How to incentivise and
retain key talent
For any creative business its brand will be integral to its success. Indeed, one previous author for the Knowledge Bank suggested that your brand defines you. But what about the talent that creates that brand? Is that not equally fundamental to the potential success (or otherwise) of a business? How often do we analyse the human makeup of that business to ensure all of its constituent parts work together, have the hunger to succeed and, perhaps most importantly, the inherent ability to produce high quality results.
Managing people in any entrepreneurial and cutting edge environment takes more than just employment law compliance. It is not even about best practice – i.e. constructing robust policies which, when implemented consistently, regulate the way employees conduct themselves. It’s about creating an environment where employees feel truly valued and, if results follow, so too will the rewards.
So what kind of ingredients do we need to create the recipe for a strong and loyal workforce?

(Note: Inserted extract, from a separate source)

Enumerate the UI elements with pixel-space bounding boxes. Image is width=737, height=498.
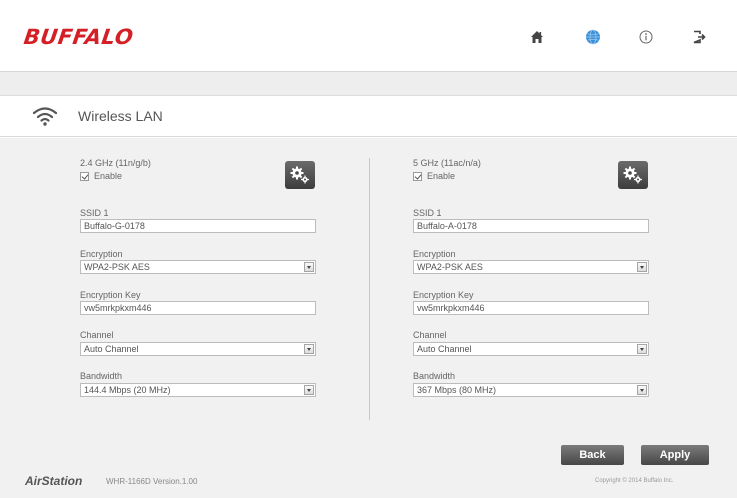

Create the platform – any form of incentive or retention tool has to be built on solid foundations. This means developing contractual terms which are clear and easy to understand and provided to employees in a format which helps drive levels of engagement. All too often, employers feel they have to follow a prescribed formula when actually, provided that the core terms of S.1 Employment Rights Act 1996 are covered, you can be as creative as you like. What is key is demonstrating logic and uniformity with the terms that are imposed.

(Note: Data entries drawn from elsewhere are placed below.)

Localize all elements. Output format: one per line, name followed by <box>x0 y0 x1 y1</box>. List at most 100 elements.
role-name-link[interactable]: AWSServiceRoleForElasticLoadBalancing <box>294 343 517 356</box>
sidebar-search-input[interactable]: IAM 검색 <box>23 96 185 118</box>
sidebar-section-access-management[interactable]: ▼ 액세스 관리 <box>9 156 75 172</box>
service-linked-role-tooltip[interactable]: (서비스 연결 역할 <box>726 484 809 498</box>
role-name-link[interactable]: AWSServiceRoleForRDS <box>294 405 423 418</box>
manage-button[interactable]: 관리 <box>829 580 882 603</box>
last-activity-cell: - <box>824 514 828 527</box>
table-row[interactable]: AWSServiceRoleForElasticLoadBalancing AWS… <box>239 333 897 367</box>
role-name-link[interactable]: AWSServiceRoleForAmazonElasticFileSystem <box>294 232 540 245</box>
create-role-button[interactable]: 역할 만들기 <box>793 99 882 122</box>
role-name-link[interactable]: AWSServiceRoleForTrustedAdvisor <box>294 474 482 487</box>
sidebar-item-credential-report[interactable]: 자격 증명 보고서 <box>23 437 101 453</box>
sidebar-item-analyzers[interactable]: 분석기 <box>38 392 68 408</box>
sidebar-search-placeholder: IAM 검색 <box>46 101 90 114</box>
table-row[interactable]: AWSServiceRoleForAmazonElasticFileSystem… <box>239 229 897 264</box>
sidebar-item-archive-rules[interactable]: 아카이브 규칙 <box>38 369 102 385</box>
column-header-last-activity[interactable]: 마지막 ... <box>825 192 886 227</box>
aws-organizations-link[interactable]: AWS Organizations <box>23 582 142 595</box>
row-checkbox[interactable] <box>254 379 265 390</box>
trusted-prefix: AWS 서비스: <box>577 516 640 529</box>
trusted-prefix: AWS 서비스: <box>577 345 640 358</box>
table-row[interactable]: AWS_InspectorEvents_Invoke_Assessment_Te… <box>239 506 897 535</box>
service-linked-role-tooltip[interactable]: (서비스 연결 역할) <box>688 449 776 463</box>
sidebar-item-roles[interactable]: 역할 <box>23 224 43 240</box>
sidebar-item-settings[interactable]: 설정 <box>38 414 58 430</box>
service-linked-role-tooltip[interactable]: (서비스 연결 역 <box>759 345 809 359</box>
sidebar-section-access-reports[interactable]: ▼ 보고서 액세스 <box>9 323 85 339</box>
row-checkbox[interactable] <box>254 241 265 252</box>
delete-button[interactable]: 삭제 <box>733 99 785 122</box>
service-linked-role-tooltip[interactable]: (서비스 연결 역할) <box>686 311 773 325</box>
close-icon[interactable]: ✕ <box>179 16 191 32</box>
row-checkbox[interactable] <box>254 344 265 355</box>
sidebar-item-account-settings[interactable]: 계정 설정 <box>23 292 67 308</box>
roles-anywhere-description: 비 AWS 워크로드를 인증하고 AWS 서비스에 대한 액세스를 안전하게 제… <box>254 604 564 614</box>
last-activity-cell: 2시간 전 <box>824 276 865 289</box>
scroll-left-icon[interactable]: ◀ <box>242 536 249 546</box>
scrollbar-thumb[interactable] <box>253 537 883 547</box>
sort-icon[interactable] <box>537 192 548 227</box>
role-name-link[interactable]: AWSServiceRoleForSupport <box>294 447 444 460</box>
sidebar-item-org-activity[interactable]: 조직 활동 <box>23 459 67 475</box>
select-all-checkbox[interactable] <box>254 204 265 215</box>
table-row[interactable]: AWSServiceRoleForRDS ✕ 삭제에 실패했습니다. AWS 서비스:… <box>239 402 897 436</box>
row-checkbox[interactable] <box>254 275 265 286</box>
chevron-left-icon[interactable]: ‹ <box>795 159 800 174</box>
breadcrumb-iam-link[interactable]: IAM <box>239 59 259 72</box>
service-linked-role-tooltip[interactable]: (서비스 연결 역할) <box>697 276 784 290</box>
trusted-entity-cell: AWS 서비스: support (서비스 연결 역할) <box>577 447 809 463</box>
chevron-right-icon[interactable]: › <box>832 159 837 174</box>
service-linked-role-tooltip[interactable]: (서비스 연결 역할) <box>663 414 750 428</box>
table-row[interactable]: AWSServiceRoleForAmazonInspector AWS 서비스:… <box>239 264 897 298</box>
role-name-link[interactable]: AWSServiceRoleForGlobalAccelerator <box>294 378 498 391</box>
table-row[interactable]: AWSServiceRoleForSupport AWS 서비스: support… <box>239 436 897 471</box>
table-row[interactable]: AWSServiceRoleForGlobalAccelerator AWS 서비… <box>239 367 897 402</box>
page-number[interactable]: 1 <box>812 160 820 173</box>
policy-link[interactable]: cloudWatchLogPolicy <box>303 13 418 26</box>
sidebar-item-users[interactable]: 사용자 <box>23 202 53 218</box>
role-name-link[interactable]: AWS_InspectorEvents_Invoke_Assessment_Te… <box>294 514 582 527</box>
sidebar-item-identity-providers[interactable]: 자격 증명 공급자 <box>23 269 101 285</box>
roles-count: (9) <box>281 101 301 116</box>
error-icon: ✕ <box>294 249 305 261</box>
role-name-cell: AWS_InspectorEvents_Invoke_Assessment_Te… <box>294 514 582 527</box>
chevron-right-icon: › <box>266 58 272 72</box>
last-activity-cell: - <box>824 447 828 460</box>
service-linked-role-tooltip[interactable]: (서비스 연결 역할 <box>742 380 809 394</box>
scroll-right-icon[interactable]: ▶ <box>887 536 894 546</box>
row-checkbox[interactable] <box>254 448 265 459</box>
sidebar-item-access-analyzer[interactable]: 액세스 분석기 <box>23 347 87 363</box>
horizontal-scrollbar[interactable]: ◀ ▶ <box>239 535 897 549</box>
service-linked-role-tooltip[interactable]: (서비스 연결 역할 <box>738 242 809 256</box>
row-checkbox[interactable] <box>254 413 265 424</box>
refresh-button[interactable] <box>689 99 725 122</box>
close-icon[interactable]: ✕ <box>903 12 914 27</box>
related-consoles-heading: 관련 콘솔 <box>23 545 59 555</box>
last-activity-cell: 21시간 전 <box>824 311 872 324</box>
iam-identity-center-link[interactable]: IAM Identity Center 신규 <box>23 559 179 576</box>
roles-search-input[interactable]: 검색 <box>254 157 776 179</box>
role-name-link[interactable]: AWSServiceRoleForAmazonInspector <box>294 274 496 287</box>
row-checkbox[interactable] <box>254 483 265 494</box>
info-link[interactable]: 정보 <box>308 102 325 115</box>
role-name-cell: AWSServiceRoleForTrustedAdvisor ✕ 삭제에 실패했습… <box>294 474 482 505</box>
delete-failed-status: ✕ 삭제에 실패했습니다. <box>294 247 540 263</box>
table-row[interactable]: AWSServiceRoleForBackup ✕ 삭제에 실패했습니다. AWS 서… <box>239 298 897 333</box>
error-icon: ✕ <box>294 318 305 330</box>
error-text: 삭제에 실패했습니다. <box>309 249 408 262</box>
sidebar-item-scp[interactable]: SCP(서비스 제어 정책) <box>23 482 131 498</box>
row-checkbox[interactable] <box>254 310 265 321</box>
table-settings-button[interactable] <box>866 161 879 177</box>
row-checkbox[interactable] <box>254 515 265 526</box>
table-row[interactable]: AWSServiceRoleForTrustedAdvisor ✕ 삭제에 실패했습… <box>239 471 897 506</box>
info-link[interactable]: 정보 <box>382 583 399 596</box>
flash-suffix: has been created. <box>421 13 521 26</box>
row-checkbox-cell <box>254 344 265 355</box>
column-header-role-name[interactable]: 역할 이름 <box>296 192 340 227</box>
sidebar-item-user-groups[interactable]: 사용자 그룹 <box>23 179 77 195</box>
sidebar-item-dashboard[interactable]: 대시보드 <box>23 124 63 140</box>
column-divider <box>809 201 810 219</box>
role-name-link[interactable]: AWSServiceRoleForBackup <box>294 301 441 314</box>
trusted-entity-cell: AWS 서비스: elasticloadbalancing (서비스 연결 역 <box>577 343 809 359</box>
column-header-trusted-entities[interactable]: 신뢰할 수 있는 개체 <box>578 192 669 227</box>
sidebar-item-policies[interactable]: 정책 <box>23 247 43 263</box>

Build your culture – just as a business grows and evolves commercially so too do the dynamics of its workforce and it is crucial for the infrastructure to change shape accordingly. So, play devil’s advocate with how you do things, consider more flexible arrangements for employees and create living policies which ‘match’ the ethos of the organisation. Doing so will have a direct impact on employee motivation.
Accountability – it is well known that the hardest aspect of people management is tackling performance issues and improving standards. Why? Put simply, no one wants to have a difficult conversation when they could instead leave it for a rainy day; (even though there is a direct correlation between good active performance management and the quality of work product that results). Having a meaningful appraisal system in place will not only give employees a voice but, also, will help galvanize their appetite for achieving excellence in what they do.
Recognition and reward – increasingly, employers are moving away from traditional commission and bonus arrangements and towards offering shares or, alternatively, the option to share in the profits of the business. Creating parameters for a vibrant and realistic incentive scheme really will help a business to cultivate its top performers and engender loyalty.
There are no hard and fast rules for how these are papered or what aspect of the performance should be rewarded. Provided the documentation speaks clearly to the status of the scheme and employees understand bonuses are not theirs by right but through super performance, the business has free reign to decide how to reward and recognise staff. There can also be direct commercial benefits to such schemes: some carry attractive tax reliefs (Enterprise Management Incentive schemes being one), while others sit outside the employment relationship and arguably have the ability to bind employees to a business more powerfully than any rule or procedure could achieve.
Carrot and stick – not so much a stick as such, but going hand in glove with a creative HR strategy is the need to protect (developed and nurtured) talent from the hands of hovering competitors and, in some cases, other employees. Devising a set of carefully drawn and tailored restrictive covenants can ensure that employees understand their real value within the business. But if communicated effectively, they can also educate employees on the need for their paymasters to prevent the leakage of confidential information, intellectual property or personnel, which all too often have a detrimental effect on both parties to the employment relationship.
These provisions are notoriously difficult to get right, principally because they are interpreted by reference to when they were entered into rather than when the employment relationship terminates. Unfortunately, it is an area that most employers fail to address on an ongoing basis which can be problematic if the business is growing at pace. Another common pitfall is that employers assume one-size-fits-all when it comes to ‘non competes’ and other similar constructs which is rarely borne out in practice. Ultimately, safeguarding the exit of key talent is another hugely important consideration for a business that commonly empowers its employees to make bold and decisive decisions on its behalf.
Of course, there is much more to HR than accrued holiday and disciplinary procedures. UK employment law has developed incredibly fast over the last 20 years, so for any organisation dipping their toe in the world of recruitment, there will be associated risks. However, with care taken and time invested to create a positive and cohesive working environment, it’s not rocket science either that the resulting workforce will possess more strength, artistry and durability than any brand can offer.